She was 22--that's enough of a start.
There's a story here. Esther Helen Emal nee Claassen died very young, just 22 years old, and she died in 1945, which might prompt you to believe she left a husband in uniform; and that might be true if it weren't for the fact that her mortal remains are in the cemetery beside First Mennonite Church, a rural congregation in central Nebraska.
The war didn't take her, even though it took thousands of others her age in 1945. And it likely didn't take her husband either, although he was, in all likelihood, very much of age. Traditionally, Mennonites are pacifists, although calling them "traditional" pacifists makes the position they've religiously staked out sound far less difficult than it is or has been. Telling someone you're a pacifist with Hitler trying to take over the world couldn't have been a cakewalk.
I was out on a blue highway, on my way back to Beatrice, Nebraska, when there it was--First Mennonite, a tan brick fortress mid-prairie, its own well-manicured cemetery in the backyard. I have to push myself to make unplanned stops because my natural tendency--a vestige of original sin, I think--is simply to keep trucking, to get there, wherever it is I'm going. My internal capitalist reminds me I hadn't planned on a stop at First Mennonite. It wasn't on the itinerary.
These days, that's when I remind myself I'm retired.
I drove in. There's always life in a cemetery.
To be truthful, I didn't think much about Esther Helen Eman nee Claassen when I stood in the grass beside her grave and snapped this picture. What had stopped me cold was the icyness of what's on the cement beside her--three little somewhat scattered markers telling the world that there's a vacancy here; the space beside Esther Helen is open, you know, just in case.

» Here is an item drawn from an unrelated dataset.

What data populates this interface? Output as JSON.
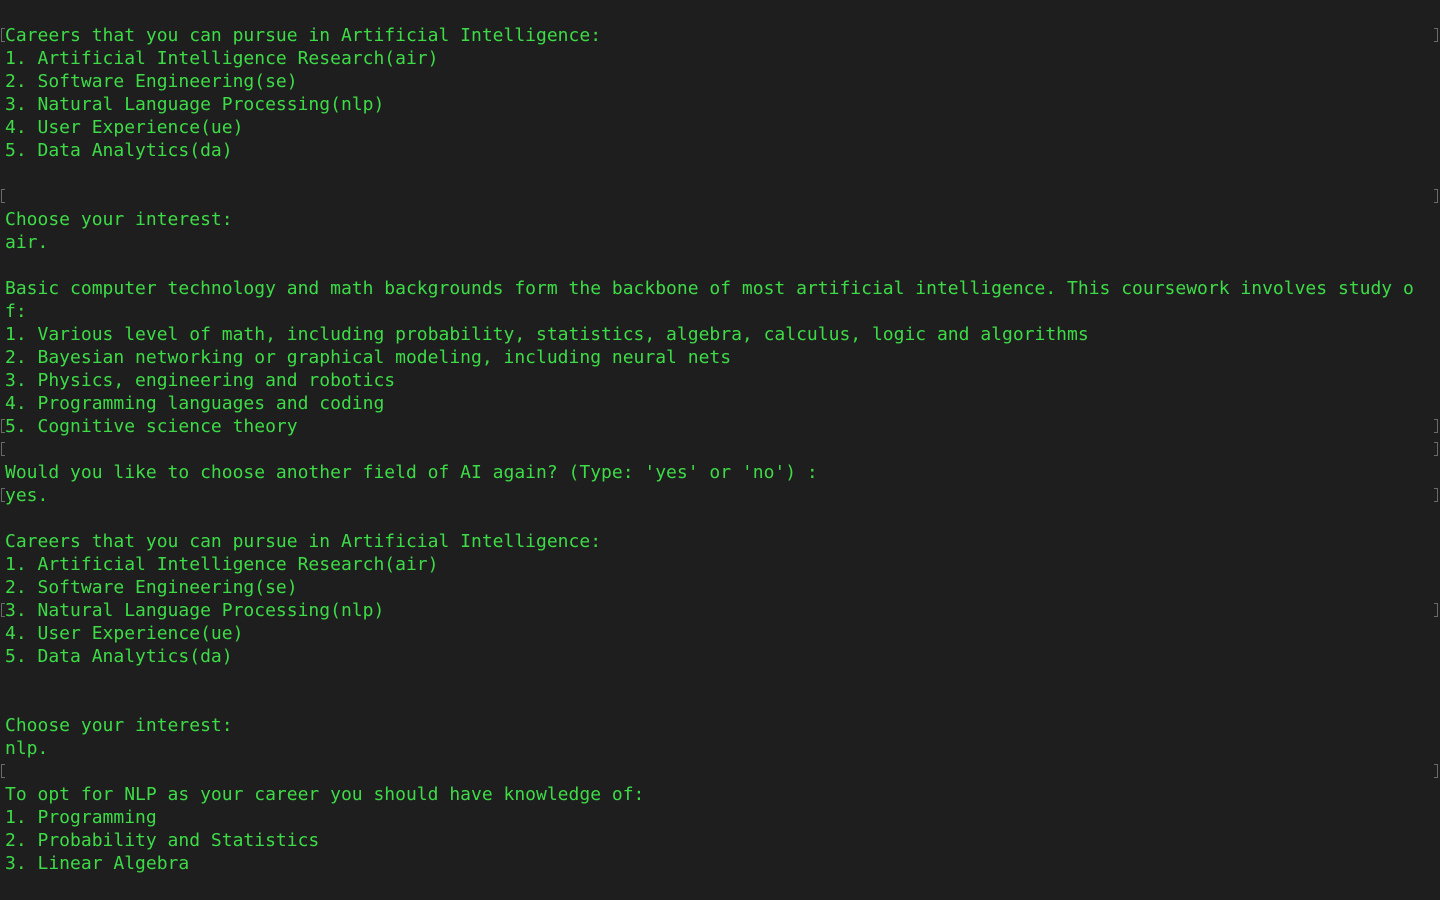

"Ask not for whom the bell tolls." That's John Donne. And Hemingway, later. "It tolls for thee."
Which is to say, me.
Memento Mori--memorials of death--abound in our world, although, quite frankly, they abounded much more richly in the age of Menno Simmons and John Donne. Here's a couple of beauties I snapped in Holland a couple of years ago.
One of the side doors of an old cathedral, a sticky note skeleton, to remind you not to forget that there's an end to things. Just sayin'.
How about this bonny lass? Naked as a baby, but that skull is, you might say, a dead giveaway.
I don't know--maybe I'm just susceptible. "Vacant," the three little slips said, as if space was on sale last Saturday.
Look, today's our anniversary, not a time to be haunted by death, right?
Well, maybe, maybe not. What all this marble intends is simply to say that death is real.
So live. Get off the highway. Keep scratching items off your bucket list, and always add a couple more at the bottom.
That's not a bad rule of thumb for an anniversary--42 years today. We'll have to see what we can do.
I don't know a thing about Esther Helen Eman nee Claassen, but I dare bet that were she sitting there at her grave site last Saturday when I stopped, she'd probably suggest the very same thing.